“I say, Cattleton,” called out Bartley Hubbard, “if a fellow only had a little supply of Stockton’s negative gravity he could ameliorate his condition, don’t you think?”

“Yes, I’d like to fall up hill just now. The excitement would be refreshing.”

There came a spiteful dash of rain and a flurry of wind.

“You’ns had better go inter the still-house,” said Tolliver. “Hit air goin’ ter rain yearlin’ calves. Go right erlong in, ye sha’n’t be hurt.”

Another gush of rain enforced the invitation, and they all scrambled into the cabin pell-mell, glad of the relief from a strain that had become almost unbearable to some of them, but they stared at each other when they found the door closed and securely locked on the outside.

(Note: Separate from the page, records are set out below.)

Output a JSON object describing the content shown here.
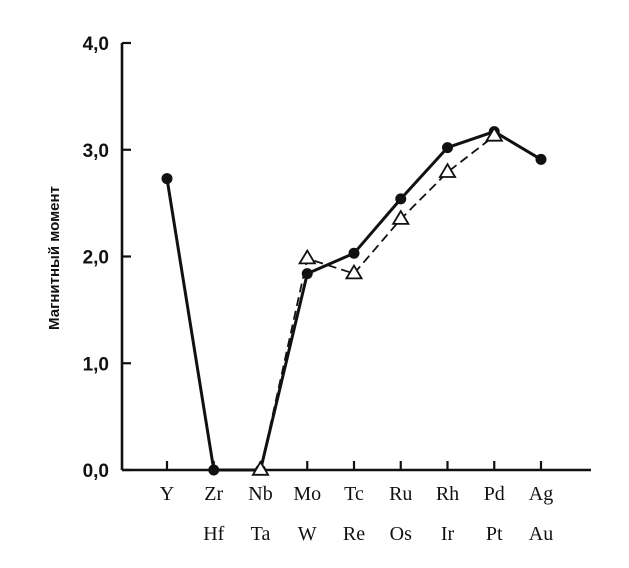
{
  "chart_data": {
    "type": "line",
    "title": "",
    "xlabel": "",
    "ylabel": "Магнитный момент",
    "ylim": [
      0,
      4
    ],
    "yticks": [
      "0,0",
      "1,0",
      "2,0",
      "3,0",
      "4,0"
    ],
    "categories_row1": [
      "Y",
      "Zr",
      "Nb",
      "Mo",
      "Tc",
      "Ru",
      "Rh",
      "Pd",
      "Ag"
    ],
    "categories_row2": [
      "",
      "Hf",
      "Ta",
      "W",
      "Re",
      "Os",
      "Ir",
      "Pt",
      "Au"
    ],
    "series": [
      {
        "marker": "filled-circle",
        "line": "solid",
        "values": [
          2.73,
          0.0,
          0.0,
          1.84,
          2.03,
          2.54,
          3.02,
          3.17,
          2.91
        ]
      },
      {
        "marker": "open-triangle",
        "line": "dashed",
        "values": [
          null,
          null,
          0.0,
          1.98,
          1.84,
          2.35,
          2.79,
          3.13,
          null
        ]
      }
    ],
    "grid": false,
    "colors": {
      "line": "#111111",
      "background": "#ffffff"
    }
  }
}
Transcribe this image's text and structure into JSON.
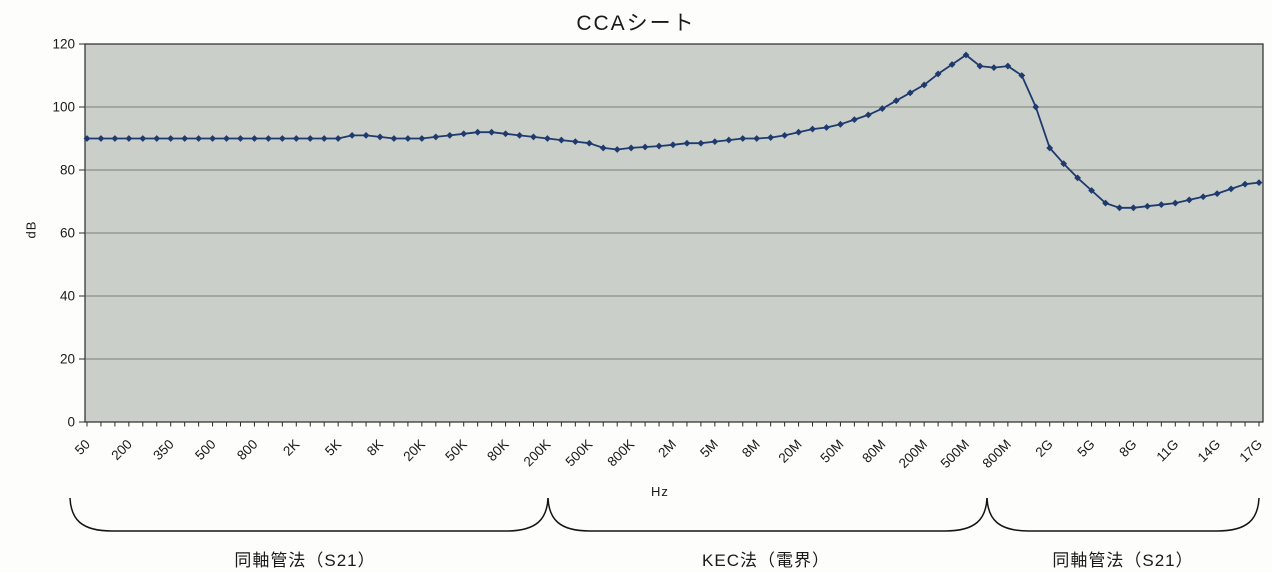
{
  "chart_data": {
    "type": "line",
    "title": "CCAシート",
    "xlabel": "Hz",
    "ylabel": "dB",
    "ylim": [
      0,
      120
    ],
    "yticks": [
      0,
      20,
      40,
      60,
      80,
      100,
      120
    ],
    "grid": "horizontal-only",
    "legend": "none",
    "line_color": "#1e3a6e",
    "marker": "diamond",
    "plot_bg": "#cbcfca",
    "grid_color": "#5f6560",
    "axis_color": "#2a2a2a",
    "x_tick_labels": [
      "50",
      "200",
      "350",
      "500",
      "800",
      "2K",
      "5K",
      "8K",
      "20K",
      "50K",
      "80K",
      "200K",
      "500K",
      "800K",
      "2M",
      "5M",
      "8M",
      "20M",
      "50M",
      "80M",
      "200M",
      "500M",
      "800M",
      "2G",
      "5G",
      "8G",
      "11G",
      "14G",
      "17G"
    ],
    "points_per_labeled_tick": 3,
    "series": [
      {
        "name": "CCAシート",
        "values": [
          90,
          90,
          90,
          90,
          90,
          90,
          90,
          90,
          90,
          90,
          90,
          90,
          90,
          90,
          90,
          90,
          90,
          90,
          90,
          91,
          91,
          90.5,
          90,
          90,
          90,
          90.5,
          91,
          91.5,
          92,
          92,
          91.5,
          91,
          90.5,
          90,
          89.5,
          89,
          88.5,
          87,
          86.5,
          87,
          87.3,
          87.6,
          88,
          88.5,
          88.5,
          89,
          89.5,
          90,
          90,
          90.3,
          91,
          92,
          93,
          93.5,
          94.5,
          96,
          97.5,
          99.5,
          102,
          104.5,
          107,
          110.5,
          113.5,
          116.5,
          113,
          112.5,
          113,
          110,
          100,
          87,
          82,
          77.5,
          73.5,
          69.5,
          68,
          68,
          68.5,
          69,
          69.5,
          70.5,
          71.5,
          72.5,
          74,
          75.5,
          76
        ]
      }
    ]
  },
  "annotations": {
    "braces": [
      {
        "label": "同軸管法（S21）"
      },
      {
        "label": "KEC法（電界）"
      },
      {
        "label": "同軸管法（S21）"
      }
    ]
  }
}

“Prisoners!” cried some one whose voice was drowned by a deafening crash of thunder and a mighty flood of rain that threatened to crush in the rickety roof of the house.

“The treacherous villain!” exclaimed Dufour, speaking of Tolliver and holding Miss Moyne’s hand. The poor girl was so frightened that it was a comfort to her to have her hand held.

“How grand, how noble it is in Mr. Tolliver and his friends,” said Miss Crabb, “to stand out there in the rain and let us have the shelter! I never saw a more virile and thoroughly unselfish man than he is. He is one of Nature’s unshorn heroes, a man of the ancient god-like race.”

Mrs. Nancy Jones Black gave the young woman a look of profound contempt.

Then a crash of thunder, wind, and rain scattered everybody’s thoughts.